AFFAIRE INTÉRESSANT la Loi sur la citoyenneté,

L.R.C. (1985), ch. C-29,


ET un appel formé contre la décision

d'un juge de la citoyenneté


ET LE MINISTRE DE LA CITOYENNETÉ ET DE L'IMMIGRATION,


appelant,


- et -


KA YING BENNETT WONG,


intimé.


MOTIFS DE L'ORDONNANCE

LE JUGE WETSTON


[1]      La seule question soulevée dans le présent appel formé par le ministre porte sur la résidence au sens de l'alinéa 5(1)c) de la Loi sur la citoyenneté. Il s'agit d'une affaire concernant un étudiant, M. Wong, qui a été absent 945 jours durant la période pertinente. L'appelant soutient que le départ était volontaire et non nécessaire. La famille de l'intimé était au Canada. Il a présenté des déclarations de revenus au Canada et avait un compte de banque au Canada.
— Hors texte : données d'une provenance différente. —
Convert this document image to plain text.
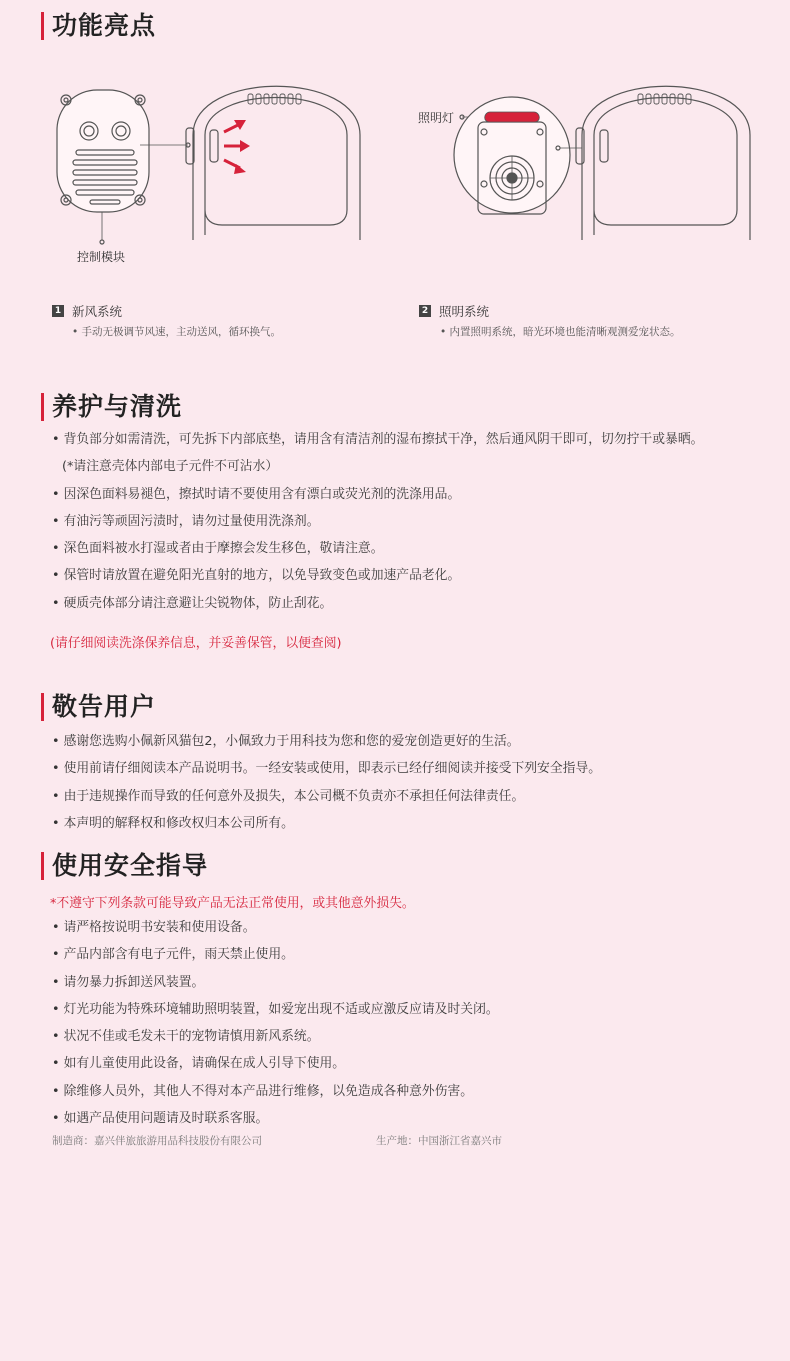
功能亮点
控制模块
照明灯
1 新风系统
• 手动无极调节风速，主动送风，循环换气。
2 照明系统
• 内置照明系统，暗光环境也能清晰观测爱宠状态。
养护与清洗
• 背负部分如需清洗，可先拆下内部底垫，请用含有清洁剂的湿布擦拭干净，然后通风阴干即可，切勿拧干或暴晒。
(*请注意壳体内部电子元件不可沾水）
• 因深色面料易褪色，擦拭时请不要使用含有漂白或荧光剂的洗涤用品。
• 有油污等顽固污渍时，请勿过量使用洗涤剂。
• 深色面料被水打湿或者由于摩擦会发生移色，敬请注意。
• 保管时请放置在避免阳光直射的地方，以免导致变色或加速产品老化。
• 硬质壳体部分请注意避让尖锐物体，防止刮花。
(请仔细阅读洗涤保养信息，并妥善保管，以便查阅)
敬告用户
• 感谢您选购小佩新风猫包2，小佩致力于用科技为您和您的爱宠创造更好的生活。
• 使用前请仔细阅读本产品说明书。一经安装或使用，即表示已经仔细阅读并接受下列安全指导。
• 由于违规操作而导致的任何意外及损失，本公司概不负责亦不承担任何法律责任。
• 本声明的解释权和修改权归本公司所有。
使用安全指导
*不遵守下列条款可能导致产品无法正常使用，或其他意外损失。
• 请严格按说明书安装和使用设备。
• 产品内部含有电子元件，雨天禁止使用。
• 请勿暴力拆卸送风装置。
• 灯光功能为特殊环境辅助照明装置，如爱宠出现不适或应激反应请及时关闭。
• 状况不佳或毛发未干的宠物请慎用新风系统。
• 如有儿童使用此设备，请确保在成人引导下使用。
• 除维修人员外，其他人不得对本产品进行维修，以免造成各种意外伤害。
• 如遇产品使用问题请及时联系客服。
制造商：嘉兴伴旅旅游用品科技股份有限公司	生产地：中国浙江省嘉兴市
Cependant, l'appelant allègue que ces éléments ne suffisent pas pour qu'une personne acquière la citoyenneté. Il ajoute que l'intimé n'avait pas poursuivi activement son intégration à la société canadienne durant ses visites au Canada en provenance des États-Unis.


[2]      L'intimé a étudié à l'University of Wisconsin et s'est ensuite inscrit à la faculté de droit du Western New England College. Il avait effectivement un numéro d'assurance sociale du Canada et a obtenu des permis de retour pour résident permanent. L'intimé a indiqué qu'il revient au Canada régulièrement, car sa mère et son père s'y trouvent et qu'il est fils unique. Il a étudié au Wisconsin pendant une année avant de s'établir au Canada. Il est resté un mois et a quitté le pays pour retourner aux études. Il a une famille nombreuse ici et n'est jamais retourmé à Hong Kong. Il a décidé d'étudier le droit aux États-Unis parce qu'il estimait avoir de meilleures chances de pratiquer le droit international des affaires ou le droit commercial international et d'obtenir ainsi un meilleur poste au Canada.


[3]      L'appelant soutient que l'intimé n'a jamais établi un mode de résidence au Canada avant son départ. Il était déjà étudiant et n'avait pas l'intention à cette époque de s'établir au Canada. Il n'y avait aucune ambiguïté puisqu'il n'a pris aucune mesure pour revenir au Canada sur une base plus permanente. En ce sens, il est allégué qu'il a choisi volontairement de poursuivre ce programme et de ne pas revenir au Canada ou dans une école canadienne. Ses absences sont longues et volontaires. Il est déclaré qu'il n'avait pas besoin de fréquenter une faculté de droit américaine après avoir étudié au Wisconsin. Selon le ministre, l'intimé a plus d'attachement envers sa famille qu'envers le Canada lui-même. Il est déclaré également que, durant les 150 jours où l'intimé a été au Canada, il n'a pas poursuivi son intégration à la société canadienne. Il était ici uniquement en vacances, et la qualité de son attachement était minimale. À cet égard, il est allégué que sa demande de citoyenneté est prématurée.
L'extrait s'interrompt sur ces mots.